Don't miss: The on-site museum that explores exactly how they've managed to conserve this site, despite the construction of the Mexico City Metro.

10. Electric Transport Museum (Museo del Servicio de Transportes Eléctricos)

People ride the Mexico City metro in Mexico City
Learn more about Mexico City's public transportation (pictured) at the Electric Transport Museum.Fotograf: Eve Orea / Shutterstock

See trains, trams, and various modes of transport.
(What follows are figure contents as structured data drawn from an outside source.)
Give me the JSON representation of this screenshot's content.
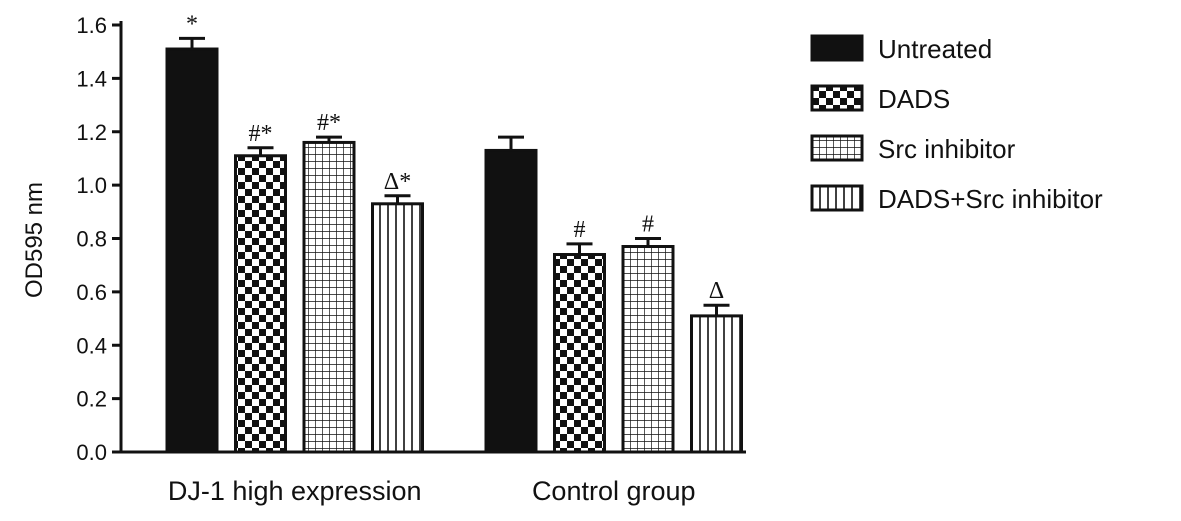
{
  "chart_data": {
    "type": "bar",
    "ylabel": "OD595 nm",
    "ylim": [
      0,
      1.6
    ],
    "yticks": [
      "0.0",
      "0.2",
      "0.4",
      "0.6",
      "0.8",
      "1.0",
      "1.2",
      "1.4",
      "1.6"
    ],
    "categories": [
      "DJ-1 high expression",
      "Control group"
    ],
    "series": [
      {
        "name": "Untreated",
        "pattern": "solid",
        "values": [
          1.51,
          1.13
        ],
        "errors": [
          0.04,
          0.05
        ],
        "annotations": [
          "*",
          ""
        ]
      },
      {
        "name": "DADS",
        "pattern": "checker",
        "values": [
          1.11,
          0.74
        ],
        "errors": [
          0.03,
          0.04
        ],
        "annotations": [
          "#*",
          "#"
        ]
      },
      {
        "name": "Src inhibitor",
        "pattern": "grid",
        "values": [
          1.16,
          0.77
        ],
        "errors": [
          0.02,
          0.03
        ],
        "annotations": [
          "#*",
          "#"
        ]
      },
      {
        "name": "DADS+Src inhibitor",
        "pattern": "vlines",
        "values": [
          0.93,
          0.51
        ],
        "errors": [
          0.03,
          0.04
        ],
        "annotations": [
          "Δ*",
          "Δ"
        ]
      }
    ],
    "legend_position": "top-right",
    "grid": false,
    "colors": {
      "bar_fill": "#111111",
      "axis": "#111111",
      "background": "#ffffff"
    }
  }
}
If you’re interested in the history of public transportation, this outdoor museum should be on your list. Here, on the border of the Iztapalapa borough, you’ll find a grand collection of old buses, trains, and trams that used to make up much of the public transit of Mexico City.

Learn about signaling, construction, and more as you study the remarkable evolution of transport in this city. You’re allowed to enter most of the vehicles, and sometimes, there are temporary photography exhibitions on display.

Don't miss: The graffiti covered tram decorated with skull designs is a particular stand-out.